When word spread several weeks ago that Iraq was shipping Soviet-built Frog missiles to Gen. Michel Aoun, the acting President of the Christian rump government, alarm bells went off in Syria. Damascus imposed a sea blockade on East Beirut and warned that this was a ``red line'' that could not be crossed.
This complicated the already ``hot'' cease-fire. It forced the Arab League peace committee, made up of Saudi Arabia, Morocco, and Algeria, to shift focus from addressing serious political differences among Lebanon's religious and ethnic groups to working to improve the security situation. The danger is that those on both sides who want to scuttle the effort to rebuild Lebanon's political unity will use the missiles and other security issues to derail the Arab League team.
Clovis Maksoud, the league's ambassador here, says the parties are coming to realize that there is too much international support for the league effort to blatantly undermine it. Strong endorsements from the US, the Soviet Union, Western Europe, and the United Nations have ``left no way for anyone to jump over the Arab League,'' he contends.
The current shelling and other moves are aimed at improving each side's bargaining position, not to achieve imposition of a desired end result, he says. But other observers say the Syrians and hard-line Christians are not ready to play ball, and the challenge for the Arab League remains to so entangle them in this process that they cannot escape.
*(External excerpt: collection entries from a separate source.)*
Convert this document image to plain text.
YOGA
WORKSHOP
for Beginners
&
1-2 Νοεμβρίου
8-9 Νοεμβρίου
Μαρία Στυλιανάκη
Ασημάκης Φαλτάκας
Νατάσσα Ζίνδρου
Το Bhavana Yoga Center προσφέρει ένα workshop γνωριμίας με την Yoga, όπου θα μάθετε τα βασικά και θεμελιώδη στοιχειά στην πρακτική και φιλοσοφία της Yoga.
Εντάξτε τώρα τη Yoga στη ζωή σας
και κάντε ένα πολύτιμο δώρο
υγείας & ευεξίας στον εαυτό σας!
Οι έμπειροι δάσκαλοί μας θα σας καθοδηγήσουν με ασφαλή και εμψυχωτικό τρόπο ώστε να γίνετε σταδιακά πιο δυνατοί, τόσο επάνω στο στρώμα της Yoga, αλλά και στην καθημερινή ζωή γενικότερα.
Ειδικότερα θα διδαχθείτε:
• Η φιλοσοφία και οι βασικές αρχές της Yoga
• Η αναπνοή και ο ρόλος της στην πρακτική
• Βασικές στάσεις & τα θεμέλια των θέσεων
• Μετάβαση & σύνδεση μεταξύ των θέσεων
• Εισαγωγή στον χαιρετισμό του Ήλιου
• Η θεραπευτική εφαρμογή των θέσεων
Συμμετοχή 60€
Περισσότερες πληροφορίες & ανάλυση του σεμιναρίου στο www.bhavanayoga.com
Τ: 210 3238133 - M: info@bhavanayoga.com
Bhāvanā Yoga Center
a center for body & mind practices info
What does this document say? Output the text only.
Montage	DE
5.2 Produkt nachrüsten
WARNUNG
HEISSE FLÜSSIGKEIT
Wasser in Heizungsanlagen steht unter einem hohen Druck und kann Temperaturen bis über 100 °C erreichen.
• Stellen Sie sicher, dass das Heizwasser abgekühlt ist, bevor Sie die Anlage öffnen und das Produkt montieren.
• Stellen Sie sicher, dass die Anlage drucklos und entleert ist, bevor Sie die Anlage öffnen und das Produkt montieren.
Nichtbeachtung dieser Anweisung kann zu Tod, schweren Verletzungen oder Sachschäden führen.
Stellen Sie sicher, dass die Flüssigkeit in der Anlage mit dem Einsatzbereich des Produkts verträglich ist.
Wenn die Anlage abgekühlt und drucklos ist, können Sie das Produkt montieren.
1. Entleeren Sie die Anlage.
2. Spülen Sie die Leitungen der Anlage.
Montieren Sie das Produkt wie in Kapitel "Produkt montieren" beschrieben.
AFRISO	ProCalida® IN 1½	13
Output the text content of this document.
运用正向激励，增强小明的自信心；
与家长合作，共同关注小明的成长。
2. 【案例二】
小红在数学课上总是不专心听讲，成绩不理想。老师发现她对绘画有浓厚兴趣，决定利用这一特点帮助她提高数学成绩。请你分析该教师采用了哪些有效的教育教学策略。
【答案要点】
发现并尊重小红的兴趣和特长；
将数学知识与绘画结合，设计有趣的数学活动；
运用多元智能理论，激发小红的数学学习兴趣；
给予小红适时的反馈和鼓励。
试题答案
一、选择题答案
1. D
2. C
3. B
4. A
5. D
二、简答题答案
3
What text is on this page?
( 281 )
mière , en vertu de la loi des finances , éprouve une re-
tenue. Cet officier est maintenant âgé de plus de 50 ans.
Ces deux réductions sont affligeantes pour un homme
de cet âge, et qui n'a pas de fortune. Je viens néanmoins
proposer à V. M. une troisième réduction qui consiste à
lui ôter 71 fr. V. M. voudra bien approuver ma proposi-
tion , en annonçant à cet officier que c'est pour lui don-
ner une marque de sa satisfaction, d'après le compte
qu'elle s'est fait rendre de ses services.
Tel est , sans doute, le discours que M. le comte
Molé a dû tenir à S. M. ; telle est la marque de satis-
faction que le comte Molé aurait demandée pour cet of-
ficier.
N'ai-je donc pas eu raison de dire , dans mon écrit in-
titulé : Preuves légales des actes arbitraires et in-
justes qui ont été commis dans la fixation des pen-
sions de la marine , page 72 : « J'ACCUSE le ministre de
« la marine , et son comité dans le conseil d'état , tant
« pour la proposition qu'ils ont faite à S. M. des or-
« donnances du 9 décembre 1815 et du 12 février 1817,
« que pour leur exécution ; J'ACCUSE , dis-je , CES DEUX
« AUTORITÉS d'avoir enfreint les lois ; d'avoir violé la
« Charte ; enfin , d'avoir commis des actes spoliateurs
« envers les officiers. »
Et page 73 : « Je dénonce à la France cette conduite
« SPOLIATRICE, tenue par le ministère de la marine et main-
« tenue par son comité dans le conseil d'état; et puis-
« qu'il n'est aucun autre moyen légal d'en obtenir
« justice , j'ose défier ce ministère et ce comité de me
Patrick Seale, a British expert on Syria, says that despite the unprecedented pressure on President Hafez Assad to withdraw from Lebanon, he won't do it. ``It's a matter of life and death for him and, in his mind, vital for his role in the region.''
Events on the ground could easily get out of hand. ``The situation in Beirut remains extremely volatile,'' John Kelly, assistant secretary of state for Near Eastern and South Asian affairs, told Congress last week. He and others worry about the continued shelling by both sides and the land and sea blockades of Christian areas by Syria and its Lebanese Muslim and Druze allies.
The apparent recall of Frog missiles by Iraq is a positive sign. According to well-placed sources, the missiles were apparently not unloaded in Lebanon and the ship believed carrying them is heading back through the Suez canal.
The US weighed in diplomatically with Iraq, Jordan, and Egypt to stop the missiles, as did the Arab League and others. For the US, it was a question of preventing an escalation of the fighting, of stopping Lebanon from becoming an Iraqi-Syrian battleground, and of halting the proliferation of missiles in the region, informed officials say. The missile issue gave Syria legitimate grounds to complain, they say. Now, however, the Arab League is in a better position to press Syria to lift its sea blockade. That could allow other tension-easing gestures on both sides.
But President Assad has twice found fault with the Arab League plan in private and may well find excuses to delay, say informed diplomats. Christian General Aoun isalso still pressing for direct Syrian participation in any cease-fire committee, which Syria opposes.
The Arab League team hopes as a cease-fire takes hold, it can convene an informal meeting of the Lebanese Parliament outside the country. The members of Parliament would consider league ideas for political reform, rebuilding Lebanon's Army, and gradual withdrawal of all non-Lebanese forces, including Syria's 40,000 troops.
If the parliamentarians accept the ideas, election of a president and formal ratification of the reform ideas could follow. The league team is reportedly proposing more power-sharing at the national level and more decentralization. A force of Arab observers under an Algerian commander is planned to witness the transition to a united Lebanese army, which can take over security functions from the Syrians.